2. Incorporating controversial topics. This is generic but needs more attention. Pick and choose any one or many and seamlessly integrate these unspoken truths into the development without explicit detailing in the synopsis. The “oh shit” value, I find, is much more impactful especially when it’s out of left field, relevant, and fits into a narrative. A plus is if it’s used in the context of young-adult. Bam, the elephant is in the room.
3. Integration of subcultures. Whether its cosplayers, freerunners (parkour), drag queens, hippies, derby boys/girls, etc., used in any way possible, I think I’d enjoy something to these extremes.
4. Retellings from outside the main cast. With or without a modern twist, consider the six degrees of separation. And to go along with this:
5. Novellas with a different perspective. I think it would be totally rad to be inside another character’s head while following the main story. Haymitch Abernathy in a drunken stupor? Sign me up.
6. Characters with the ability to shapeshift into useless things. “Fuck yeah, I can transform into a Persian rug,” said no one ever…not yet.
7. Novels with romance aspects where the love triangle/square/octagon ceases to exist. Where all the fandom ships have sunk. This will probably enrage people, but hey, if it works it works (see #1).
8. Open-ended endings. There’s so much emphasis on finality and a concrete ending that I find it refreshing to have an either-or type of up-for-interpretation end.

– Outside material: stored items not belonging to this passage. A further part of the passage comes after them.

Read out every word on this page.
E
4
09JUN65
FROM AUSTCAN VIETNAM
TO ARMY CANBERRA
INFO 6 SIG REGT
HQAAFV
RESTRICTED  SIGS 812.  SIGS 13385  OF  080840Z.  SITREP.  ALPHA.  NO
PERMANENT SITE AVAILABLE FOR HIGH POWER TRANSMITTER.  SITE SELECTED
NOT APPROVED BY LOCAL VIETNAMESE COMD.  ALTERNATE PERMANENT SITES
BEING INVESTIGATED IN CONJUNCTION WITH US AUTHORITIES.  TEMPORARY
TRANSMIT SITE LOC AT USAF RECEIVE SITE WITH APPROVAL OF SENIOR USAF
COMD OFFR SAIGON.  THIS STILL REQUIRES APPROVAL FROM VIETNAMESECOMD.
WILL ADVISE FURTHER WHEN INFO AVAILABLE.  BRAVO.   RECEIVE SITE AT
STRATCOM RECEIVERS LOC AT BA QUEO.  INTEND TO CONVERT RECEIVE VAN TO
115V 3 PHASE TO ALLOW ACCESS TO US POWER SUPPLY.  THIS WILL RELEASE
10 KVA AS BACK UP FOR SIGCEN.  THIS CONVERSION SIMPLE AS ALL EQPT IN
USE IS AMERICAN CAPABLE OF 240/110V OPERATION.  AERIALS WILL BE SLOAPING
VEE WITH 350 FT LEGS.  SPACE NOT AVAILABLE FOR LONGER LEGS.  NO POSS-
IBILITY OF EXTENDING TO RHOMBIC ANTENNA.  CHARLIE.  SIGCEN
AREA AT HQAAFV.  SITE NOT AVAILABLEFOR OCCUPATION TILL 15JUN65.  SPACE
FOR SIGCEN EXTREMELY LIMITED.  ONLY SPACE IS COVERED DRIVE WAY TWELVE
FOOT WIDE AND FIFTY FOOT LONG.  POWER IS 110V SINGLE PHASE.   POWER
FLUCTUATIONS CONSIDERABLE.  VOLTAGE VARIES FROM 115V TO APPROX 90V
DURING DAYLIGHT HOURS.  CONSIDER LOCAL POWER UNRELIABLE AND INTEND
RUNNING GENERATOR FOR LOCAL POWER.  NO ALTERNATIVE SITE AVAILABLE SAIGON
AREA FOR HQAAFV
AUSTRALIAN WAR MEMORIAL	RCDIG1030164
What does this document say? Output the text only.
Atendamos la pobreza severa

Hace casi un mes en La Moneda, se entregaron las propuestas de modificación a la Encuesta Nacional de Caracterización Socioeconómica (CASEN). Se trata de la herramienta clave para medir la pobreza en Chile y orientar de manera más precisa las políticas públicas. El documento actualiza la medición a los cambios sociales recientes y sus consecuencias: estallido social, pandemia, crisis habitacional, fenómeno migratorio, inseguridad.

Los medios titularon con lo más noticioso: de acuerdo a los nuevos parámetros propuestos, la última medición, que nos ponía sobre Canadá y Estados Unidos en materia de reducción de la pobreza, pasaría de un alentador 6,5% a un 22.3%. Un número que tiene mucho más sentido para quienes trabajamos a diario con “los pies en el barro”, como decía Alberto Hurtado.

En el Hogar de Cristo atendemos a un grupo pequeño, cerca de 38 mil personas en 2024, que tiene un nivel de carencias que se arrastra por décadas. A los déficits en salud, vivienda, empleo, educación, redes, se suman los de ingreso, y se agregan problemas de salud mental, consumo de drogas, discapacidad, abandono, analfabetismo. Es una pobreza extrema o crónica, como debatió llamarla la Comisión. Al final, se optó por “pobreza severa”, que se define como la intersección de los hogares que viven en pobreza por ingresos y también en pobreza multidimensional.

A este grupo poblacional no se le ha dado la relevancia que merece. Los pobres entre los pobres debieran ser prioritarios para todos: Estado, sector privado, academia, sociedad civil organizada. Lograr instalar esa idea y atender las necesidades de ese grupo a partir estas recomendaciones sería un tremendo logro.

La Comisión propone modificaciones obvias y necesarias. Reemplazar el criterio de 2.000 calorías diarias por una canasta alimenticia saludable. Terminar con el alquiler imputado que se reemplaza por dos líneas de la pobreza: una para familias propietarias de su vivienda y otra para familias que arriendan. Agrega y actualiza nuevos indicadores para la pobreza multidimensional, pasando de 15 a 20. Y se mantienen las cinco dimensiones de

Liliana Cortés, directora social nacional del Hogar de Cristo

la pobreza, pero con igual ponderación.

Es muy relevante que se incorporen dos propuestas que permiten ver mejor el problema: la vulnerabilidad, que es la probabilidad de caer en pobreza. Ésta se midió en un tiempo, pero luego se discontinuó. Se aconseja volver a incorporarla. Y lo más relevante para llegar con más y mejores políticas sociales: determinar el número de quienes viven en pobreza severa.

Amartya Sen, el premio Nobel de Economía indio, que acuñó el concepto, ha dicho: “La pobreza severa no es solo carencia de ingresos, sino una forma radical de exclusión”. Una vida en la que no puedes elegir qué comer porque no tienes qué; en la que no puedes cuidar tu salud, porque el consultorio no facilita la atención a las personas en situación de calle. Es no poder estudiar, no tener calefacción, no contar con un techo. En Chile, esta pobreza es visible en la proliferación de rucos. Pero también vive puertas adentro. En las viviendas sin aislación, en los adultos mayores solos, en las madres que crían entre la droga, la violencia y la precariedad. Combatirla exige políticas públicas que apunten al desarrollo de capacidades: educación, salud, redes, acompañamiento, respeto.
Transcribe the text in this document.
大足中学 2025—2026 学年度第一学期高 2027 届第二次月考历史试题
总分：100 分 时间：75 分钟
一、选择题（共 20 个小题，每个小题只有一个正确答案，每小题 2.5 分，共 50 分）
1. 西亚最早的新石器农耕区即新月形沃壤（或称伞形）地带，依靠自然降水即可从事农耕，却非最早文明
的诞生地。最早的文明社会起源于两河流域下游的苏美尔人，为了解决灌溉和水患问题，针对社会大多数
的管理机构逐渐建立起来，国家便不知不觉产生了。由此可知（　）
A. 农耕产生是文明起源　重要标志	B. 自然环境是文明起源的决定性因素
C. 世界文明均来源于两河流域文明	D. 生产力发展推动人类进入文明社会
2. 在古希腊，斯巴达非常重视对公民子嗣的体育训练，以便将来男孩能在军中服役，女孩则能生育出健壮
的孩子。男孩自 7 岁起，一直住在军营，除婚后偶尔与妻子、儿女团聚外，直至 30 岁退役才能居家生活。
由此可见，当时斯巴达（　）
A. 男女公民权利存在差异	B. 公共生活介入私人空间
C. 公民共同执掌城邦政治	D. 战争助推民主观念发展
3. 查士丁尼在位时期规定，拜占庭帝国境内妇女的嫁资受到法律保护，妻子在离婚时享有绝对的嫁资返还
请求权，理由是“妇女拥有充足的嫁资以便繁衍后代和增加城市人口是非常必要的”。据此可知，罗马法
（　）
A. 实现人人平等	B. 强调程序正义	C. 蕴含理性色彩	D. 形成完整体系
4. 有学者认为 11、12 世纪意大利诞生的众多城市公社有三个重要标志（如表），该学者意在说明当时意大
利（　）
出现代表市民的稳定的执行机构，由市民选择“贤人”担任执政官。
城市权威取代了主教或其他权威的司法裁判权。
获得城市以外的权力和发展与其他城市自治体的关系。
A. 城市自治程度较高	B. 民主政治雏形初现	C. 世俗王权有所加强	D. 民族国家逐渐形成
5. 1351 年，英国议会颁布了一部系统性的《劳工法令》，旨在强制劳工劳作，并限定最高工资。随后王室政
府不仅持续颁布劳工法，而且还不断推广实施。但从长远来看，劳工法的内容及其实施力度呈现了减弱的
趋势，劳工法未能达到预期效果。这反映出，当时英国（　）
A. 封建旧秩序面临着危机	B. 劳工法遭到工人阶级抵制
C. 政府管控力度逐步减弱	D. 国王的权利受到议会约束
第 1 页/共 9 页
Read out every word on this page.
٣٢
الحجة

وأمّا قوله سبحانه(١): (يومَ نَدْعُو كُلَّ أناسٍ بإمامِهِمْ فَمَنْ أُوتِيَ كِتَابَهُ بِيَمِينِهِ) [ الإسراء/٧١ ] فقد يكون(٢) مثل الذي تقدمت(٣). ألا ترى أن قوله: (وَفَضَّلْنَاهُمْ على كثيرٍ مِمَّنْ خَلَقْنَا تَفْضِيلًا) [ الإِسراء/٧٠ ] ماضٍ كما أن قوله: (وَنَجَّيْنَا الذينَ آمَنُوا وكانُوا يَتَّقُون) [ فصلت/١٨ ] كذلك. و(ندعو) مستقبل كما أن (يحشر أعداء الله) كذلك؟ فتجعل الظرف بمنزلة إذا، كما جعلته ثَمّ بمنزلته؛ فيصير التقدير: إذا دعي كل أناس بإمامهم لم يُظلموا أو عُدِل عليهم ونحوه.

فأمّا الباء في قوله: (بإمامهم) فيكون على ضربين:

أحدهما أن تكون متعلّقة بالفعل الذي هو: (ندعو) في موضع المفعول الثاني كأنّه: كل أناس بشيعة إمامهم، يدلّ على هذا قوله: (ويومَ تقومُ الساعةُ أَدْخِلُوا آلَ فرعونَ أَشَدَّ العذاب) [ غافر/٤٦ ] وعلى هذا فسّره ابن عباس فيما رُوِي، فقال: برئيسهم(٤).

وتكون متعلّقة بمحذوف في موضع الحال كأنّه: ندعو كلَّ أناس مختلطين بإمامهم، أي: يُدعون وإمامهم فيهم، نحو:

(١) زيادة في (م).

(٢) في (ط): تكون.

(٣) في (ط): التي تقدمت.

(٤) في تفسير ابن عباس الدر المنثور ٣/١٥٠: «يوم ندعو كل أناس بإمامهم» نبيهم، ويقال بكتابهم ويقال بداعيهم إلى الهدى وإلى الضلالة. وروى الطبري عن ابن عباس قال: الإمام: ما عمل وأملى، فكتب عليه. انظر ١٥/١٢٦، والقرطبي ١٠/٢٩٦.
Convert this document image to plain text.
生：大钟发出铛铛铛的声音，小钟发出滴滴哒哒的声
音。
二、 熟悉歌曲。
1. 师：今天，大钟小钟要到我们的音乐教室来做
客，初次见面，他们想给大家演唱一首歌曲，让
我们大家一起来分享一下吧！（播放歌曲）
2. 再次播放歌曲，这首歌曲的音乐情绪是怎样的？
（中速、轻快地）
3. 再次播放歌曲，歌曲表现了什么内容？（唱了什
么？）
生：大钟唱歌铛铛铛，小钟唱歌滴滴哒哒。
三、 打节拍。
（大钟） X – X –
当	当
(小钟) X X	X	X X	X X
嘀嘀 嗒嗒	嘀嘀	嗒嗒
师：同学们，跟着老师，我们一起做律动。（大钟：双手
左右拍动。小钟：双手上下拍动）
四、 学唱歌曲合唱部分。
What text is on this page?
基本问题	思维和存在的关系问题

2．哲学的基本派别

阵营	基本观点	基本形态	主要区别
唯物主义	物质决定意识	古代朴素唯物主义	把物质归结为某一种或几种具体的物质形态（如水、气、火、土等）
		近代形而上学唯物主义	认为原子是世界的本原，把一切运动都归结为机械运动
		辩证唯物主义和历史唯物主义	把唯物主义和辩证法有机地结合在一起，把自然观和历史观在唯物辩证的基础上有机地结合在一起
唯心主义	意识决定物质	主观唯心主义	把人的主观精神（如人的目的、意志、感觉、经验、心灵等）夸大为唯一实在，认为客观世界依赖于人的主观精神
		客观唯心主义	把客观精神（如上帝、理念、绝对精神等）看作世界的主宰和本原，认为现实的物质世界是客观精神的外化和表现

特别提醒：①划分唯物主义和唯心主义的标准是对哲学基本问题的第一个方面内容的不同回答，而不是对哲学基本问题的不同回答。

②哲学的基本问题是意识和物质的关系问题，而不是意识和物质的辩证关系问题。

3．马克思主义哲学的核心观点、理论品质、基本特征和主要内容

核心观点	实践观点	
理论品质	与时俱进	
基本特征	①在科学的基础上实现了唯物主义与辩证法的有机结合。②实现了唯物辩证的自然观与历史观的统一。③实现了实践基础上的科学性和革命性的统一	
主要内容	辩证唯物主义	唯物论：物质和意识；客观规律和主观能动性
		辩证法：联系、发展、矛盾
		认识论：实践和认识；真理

Yeah that’s all I got, maybe. I apologise for starting off this list with much seriousness. It’s something that has been simmering on my mind due to negative reactions people can have towards authors based on how a book may play out.
But hey, I’m more than happy to hear out your thoughts to this weeks theme or how I tackled it. And yes, I realize that the initial point refutes all the other ones. Haaaaaa.